When I looked even further, I found that Representative Marilyn Musgrave, joined by Senator Wayne Allard, had made the changes out of concern that the prior language could be readily misunderstood as prohibiting state legislatures from enacting civil unions and similar benefits. Since the purported intent had been to restrict only judicial decisions in this area, these changes were introduced. I began blogging on the subject, and recently opened the opponent's testimony before the House Rules Committee by highlighting it. It was, and remains obvious to me that the opposition (including three attorneys in addition to Eric Miller himself) didn't want to get anywhere near the subject, because in not picking up the change, it meant that just the opposite of what they were saying about legislative power didn't wash. You can compare the changed and unchanged texts of the FMA laid against SJR-7 here.

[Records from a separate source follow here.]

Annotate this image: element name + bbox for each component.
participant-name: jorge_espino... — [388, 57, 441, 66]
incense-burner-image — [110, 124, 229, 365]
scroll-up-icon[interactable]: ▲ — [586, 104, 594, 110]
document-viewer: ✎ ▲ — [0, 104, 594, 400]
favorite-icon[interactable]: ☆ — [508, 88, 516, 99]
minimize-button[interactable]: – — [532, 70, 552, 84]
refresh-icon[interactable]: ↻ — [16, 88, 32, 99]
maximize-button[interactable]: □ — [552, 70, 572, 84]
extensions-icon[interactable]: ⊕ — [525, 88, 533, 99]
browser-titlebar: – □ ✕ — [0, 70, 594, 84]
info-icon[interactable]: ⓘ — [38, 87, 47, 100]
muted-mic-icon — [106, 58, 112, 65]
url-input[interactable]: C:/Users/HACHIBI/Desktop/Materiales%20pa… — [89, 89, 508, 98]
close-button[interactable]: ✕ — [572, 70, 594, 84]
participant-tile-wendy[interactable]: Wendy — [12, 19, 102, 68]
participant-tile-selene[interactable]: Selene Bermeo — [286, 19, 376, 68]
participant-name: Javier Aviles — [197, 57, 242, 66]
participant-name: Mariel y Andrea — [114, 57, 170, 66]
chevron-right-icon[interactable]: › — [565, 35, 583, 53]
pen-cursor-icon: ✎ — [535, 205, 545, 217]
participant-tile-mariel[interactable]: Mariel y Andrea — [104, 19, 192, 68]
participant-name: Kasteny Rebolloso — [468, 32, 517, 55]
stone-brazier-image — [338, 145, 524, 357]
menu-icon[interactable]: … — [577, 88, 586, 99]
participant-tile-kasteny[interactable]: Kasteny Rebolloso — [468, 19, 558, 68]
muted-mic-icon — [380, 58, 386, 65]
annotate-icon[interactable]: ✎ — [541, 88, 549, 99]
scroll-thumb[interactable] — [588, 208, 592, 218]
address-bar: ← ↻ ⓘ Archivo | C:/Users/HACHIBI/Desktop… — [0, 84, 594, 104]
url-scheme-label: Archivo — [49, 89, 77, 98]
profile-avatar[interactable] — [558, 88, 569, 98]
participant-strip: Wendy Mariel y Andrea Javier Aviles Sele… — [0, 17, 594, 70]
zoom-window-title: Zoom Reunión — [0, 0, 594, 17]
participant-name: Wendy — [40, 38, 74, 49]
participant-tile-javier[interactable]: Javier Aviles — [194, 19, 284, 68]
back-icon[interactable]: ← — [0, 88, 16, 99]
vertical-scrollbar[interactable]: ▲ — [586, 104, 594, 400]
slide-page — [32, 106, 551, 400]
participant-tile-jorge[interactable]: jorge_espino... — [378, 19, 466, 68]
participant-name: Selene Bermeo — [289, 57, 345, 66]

A few days ago Senator Hershman put out to the media and elsewhere a couple of "research papers" from out-of-state "marriage preservation think tanks". They meekly acknowledged that SJR-7 had its "seeds" in the FMA. But instead of being forthright and admitting it had come from the ORIGINAL version, one of them compared SJR-7's text to the CHANGED one, and then proceeded to say the differences were of no consequence. Not a peep about any changes, or more importantly, the clarifying reasons for them or why the Hershman decision not to incorporate them into SJR-7. The silence continued on those all-important questions. And it still has.

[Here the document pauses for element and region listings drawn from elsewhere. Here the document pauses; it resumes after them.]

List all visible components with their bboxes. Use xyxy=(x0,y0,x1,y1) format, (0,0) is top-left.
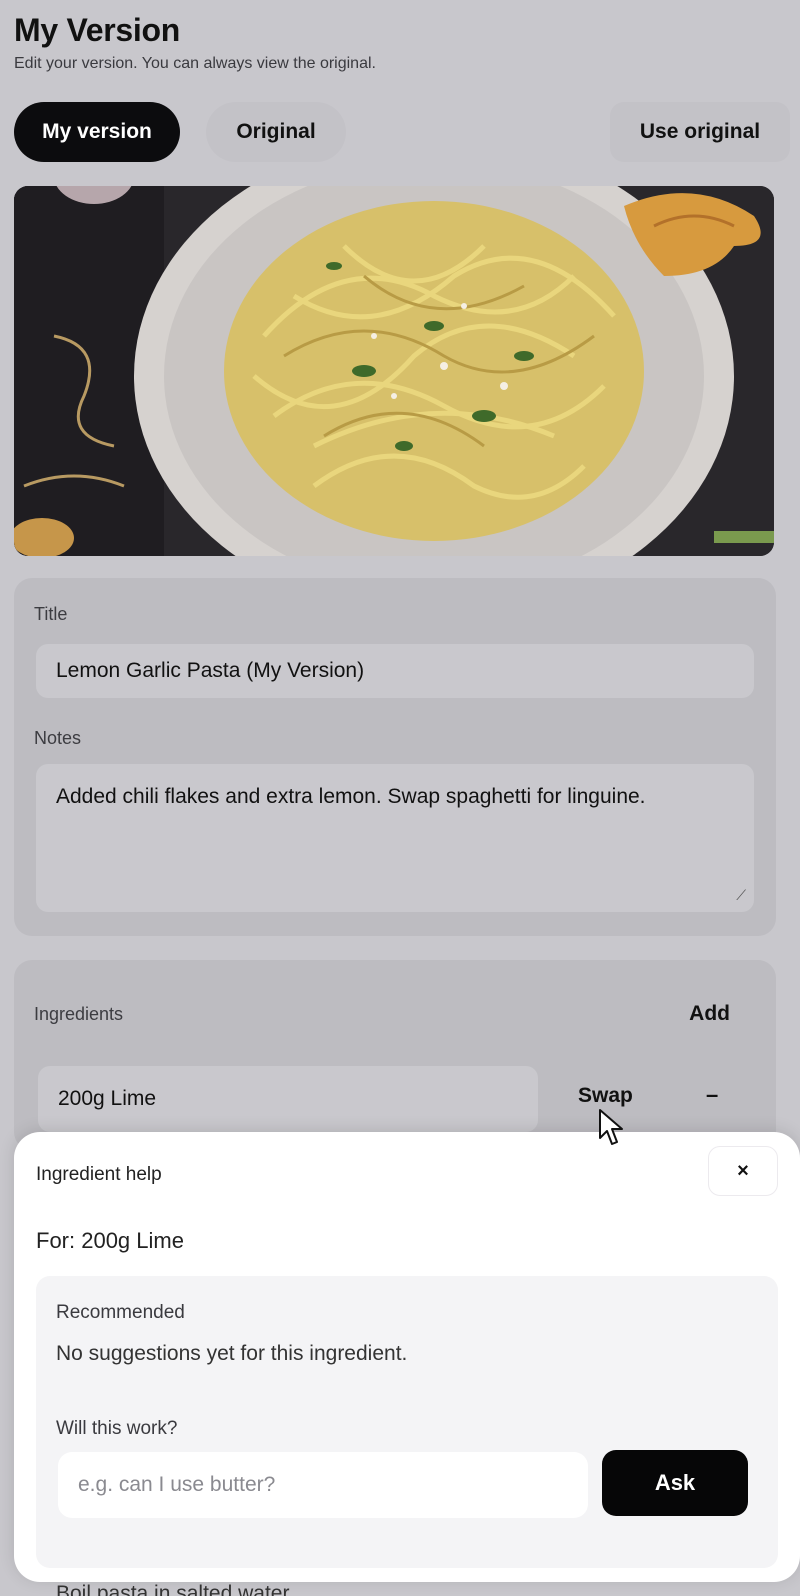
version-tabs: My version Original Use original xyxy=(14,102,790,162)
tab-my-version[interactable]: My version xyxy=(14,102,180,162)
pasta-photo-icon xyxy=(14,186,774,556)
recommended-empty-text: No suggestions yet for this ingredient. xyxy=(56,1342,408,1365)
ingredient-target-text: For: 200g Lime xyxy=(36,1228,184,1253)
close-icon: × xyxy=(737,1159,749,1182)
close-button[interactable]: × xyxy=(708,1146,778,1196)
swap-button[interactable]: Swap xyxy=(578,1084,633,1108)
remove-ingredient-button[interactable]: – xyxy=(706,1082,718,1108)
recommendations-panel: Recommended No suggestions yet for this … xyxy=(36,1276,778,1568)
ingredients-card: Ingredients Add 200g Lime Swap – xyxy=(14,960,776,1150)
ask-button[interactable]: Ask xyxy=(602,1450,748,1516)
sheet-title: Ingredient help xyxy=(36,1164,162,1185)
question-label: Will this work? xyxy=(56,1418,178,1439)
resize-handle-icon[interactable]: ⟋ xyxy=(736,886,746,906)
question-input[interactable] xyxy=(58,1452,588,1518)
notes-text: Added chili flakes and extra lemon. Swap… xyxy=(56,785,646,808)
title-label: Title xyxy=(34,604,68,624)
app-screen: My Version Edit your version. You can al… xyxy=(0,0,800,1596)
notes-field[interactable]: Added chili flakes and extra lemon. Swap… xyxy=(36,764,754,912)
tab-original[interactable]: Original xyxy=(206,102,346,162)
recipe-photo xyxy=(14,186,774,556)
recommended-label: Recommended xyxy=(56,1302,185,1323)
ingredients-label: Ingredients xyxy=(34,1004,124,1024)
step-text: Boil pasta in salted water. xyxy=(56,1582,295,1596)
page-subtitle: Edit your version. You can always view t… xyxy=(14,55,376,72)
use-original-button[interactable]: Use original xyxy=(610,102,790,162)
ingredient-field[interactable]: 200g Lime xyxy=(38,1066,538,1132)
page-header: My Version Edit your version. You can al… xyxy=(14,12,376,73)
mouse-pointer-icon xyxy=(599,1109,623,1145)
add-ingredient-button[interactable]: Add xyxy=(689,1002,730,1026)
notes-label: Notes xyxy=(34,728,82,748)
page-title: My Version xyxy=(14,12,180,48)
ingredient-help-sheet: Ingredient help × For: 200g Lime Recomme… xyxy=(14,1132,800,1582)
title-field[interactable]: Lemon Garlic Pasta (My Version) xyxy=(36,644,754,698)
title-notes-card: Title Lemon Garlic Pasta (My Version) No… xyxy=(14,578,776,936)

Then last night I opened Advance Indiana to see that Ed Fox has uncovered Robert Bork's testimony before the national House Judiciary Committee. I had previously known that Bork was a member of the committee (I believe the name was the "Arlington Group") that conceived the Federal Marriage Amendment. The Washington Post mentioned at the time that there was dissent in the group as to how far the FMA ought to go and how it should be worded. Notre Dame Law Professor Gerald V. Bradley, who Senator Hershman touted as having helped him write SJR-7, was also part of the FMA team. Now I think I know why he's not been around the Statehouse.
I refer you to Advance Indiana for a more complete Bork text and commentary, but among other things, Bork called the second sentence "poorly drafted", and also said that use of the word "construed", which SJR-7 proponents claim clearly is restricted to judges, had failed in its task.
So, as Gary points out,
....the gig is up. Either Senator Brant Hershman (R-Wheatfield) and the proponents of SJR-7 inadvertently copied the wrong version of the FMA making it applicable to "any state law", as well as the constitution, or they deliberately chose this version knowing full well it indeed does more than what they are telling Indiana lawmakers and the public.
I second that heartily. However it came about, SJR-7 was flawed from the beginning, and now we know that THE Chief Patron Judicial Saint of the Conservative Right, Robert Bork, has effectively pronounced it so. Will the silence be broken, or will Senator Hershman and his colleagues continue to try and ram through this measure for political advantage in the November 2008 elections, without regard for what a defective (and now disowned) bit of language will do to the people of Indiana?